Studio album by Thrush Hermit
- Released: February 23, 1999
- Recorded: May 1998 The Gas Station Toronto, Ontario
- Genre: Indie rock
- Length: 57:08
- Label: Sonic Unyon

Thrush Hermit chronology
| Sweet Homewrecker (1997) | Clayton Park (1999) |  |

= Clayton Park (album) =

Clayton Park is the second full-length album by Canadian rock band Thrush Hermit. It was released on Sonic Unyon in 1999, and is the last album they released as a band. The album produced two singles and videos for the songs "From the Back of the Film" and "The Day We Hit the Coast".

Clayton Park is a suburb in Halifax, Nova Scotia, the band's hometown.

The album was a shortlisted Juno Award nominee for Alternative Album of the Year at the Juno Awards of 2000. It was later selected as the 85th greatest Canadian album of all time in Bob Mersereau's 2007 book The Top 100 Canadian Albums.

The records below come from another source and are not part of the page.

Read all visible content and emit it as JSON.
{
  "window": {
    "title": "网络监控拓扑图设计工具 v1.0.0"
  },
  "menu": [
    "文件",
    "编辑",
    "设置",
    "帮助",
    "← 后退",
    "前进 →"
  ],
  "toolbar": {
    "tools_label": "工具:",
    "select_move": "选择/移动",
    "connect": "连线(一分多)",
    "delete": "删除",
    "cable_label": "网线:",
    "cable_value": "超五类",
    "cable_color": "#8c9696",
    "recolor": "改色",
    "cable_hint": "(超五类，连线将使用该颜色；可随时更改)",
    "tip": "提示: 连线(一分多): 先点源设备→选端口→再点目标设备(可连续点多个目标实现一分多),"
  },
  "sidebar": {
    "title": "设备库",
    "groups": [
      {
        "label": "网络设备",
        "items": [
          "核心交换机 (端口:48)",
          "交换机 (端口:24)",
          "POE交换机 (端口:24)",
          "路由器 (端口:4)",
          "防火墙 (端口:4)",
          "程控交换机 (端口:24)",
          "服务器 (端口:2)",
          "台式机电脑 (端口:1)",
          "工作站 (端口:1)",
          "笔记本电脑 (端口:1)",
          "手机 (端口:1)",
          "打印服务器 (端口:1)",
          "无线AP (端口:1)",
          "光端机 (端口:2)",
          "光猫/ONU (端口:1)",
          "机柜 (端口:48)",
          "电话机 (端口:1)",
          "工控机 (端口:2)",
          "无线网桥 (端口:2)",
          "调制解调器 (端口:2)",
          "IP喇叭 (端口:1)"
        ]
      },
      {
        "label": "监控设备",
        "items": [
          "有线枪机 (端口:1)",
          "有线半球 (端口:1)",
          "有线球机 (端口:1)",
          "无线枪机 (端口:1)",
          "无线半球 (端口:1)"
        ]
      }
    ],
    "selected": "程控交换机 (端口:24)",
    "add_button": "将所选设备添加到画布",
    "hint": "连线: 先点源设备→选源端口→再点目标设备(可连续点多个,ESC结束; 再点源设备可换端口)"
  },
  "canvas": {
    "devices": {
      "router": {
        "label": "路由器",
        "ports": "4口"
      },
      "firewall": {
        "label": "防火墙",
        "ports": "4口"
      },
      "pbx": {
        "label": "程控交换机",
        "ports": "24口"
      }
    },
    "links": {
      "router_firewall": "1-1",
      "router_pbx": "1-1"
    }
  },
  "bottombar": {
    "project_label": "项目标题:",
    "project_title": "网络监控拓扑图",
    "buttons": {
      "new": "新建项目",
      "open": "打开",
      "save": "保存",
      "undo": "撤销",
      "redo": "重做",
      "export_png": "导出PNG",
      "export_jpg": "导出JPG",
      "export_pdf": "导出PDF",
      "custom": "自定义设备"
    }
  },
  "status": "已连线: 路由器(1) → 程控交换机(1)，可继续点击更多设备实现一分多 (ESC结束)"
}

In 2020, the album was shortlisted for the Polaris Heritage Prize at the 2020 Polaris Music Prize ceremony.

Professional ratings
Review scores
| Source | Rating |
| Allmusic | Star Half star |

==Track listing==
1. "From the Back of the Film" (Joel Plaskett) – 2:04
2. "(Oh Man!) What to Do?" (Ian McGettigan) – 4:02
3. "Violent Dreams" (Plaskett) – 7:07
4. "The Day We Hit the Coast" (Plaskett) – 6:32
5. "Headin' South" (Robert Benvie) – 5:52
6. "Western Dreamz" (Benvie) – 5:24
7. "Songs for the Gang" (Plaskett) – 3:07
8. "Uneventful" (Plaskett) – 6:11
9. "Oh My Soul!" (Plaskett) – 4:17
10. "We Are Being Reduced" (Plaskett) – 6:17
11. "Before You Leave" (Plaskett) – 6:08

== Album credits ==

===Personnel===
- Rob Benvie – Guitar, Vocals
- Ian McGettigan – Bass, Vocals, Artwork
- Joel Plaskett – Guitar, Vocals
- Cliff Gibb – Drums
- Ben Gunning – Guitar on "Before You Leave"

===Production===
- Recorded and Mixed by Dale Morningstar at The Gas Station, Toronto, Ontario (May 1998)
- Mastered by Brett Zilahi at Metalworks Studios, Toronto

==Outtakes==

A cover version of the 1971 Budgie song "Nude Disintegrating Parachutist Woman", recorded during the Clayton Park sessions, appeared on Grenadine Records' Syrup & Gasoline, Volume 1 compilation album.

==Covers==

"The Day We Hit the Coast" was covered by Emm Gryner on her album Girl Versions.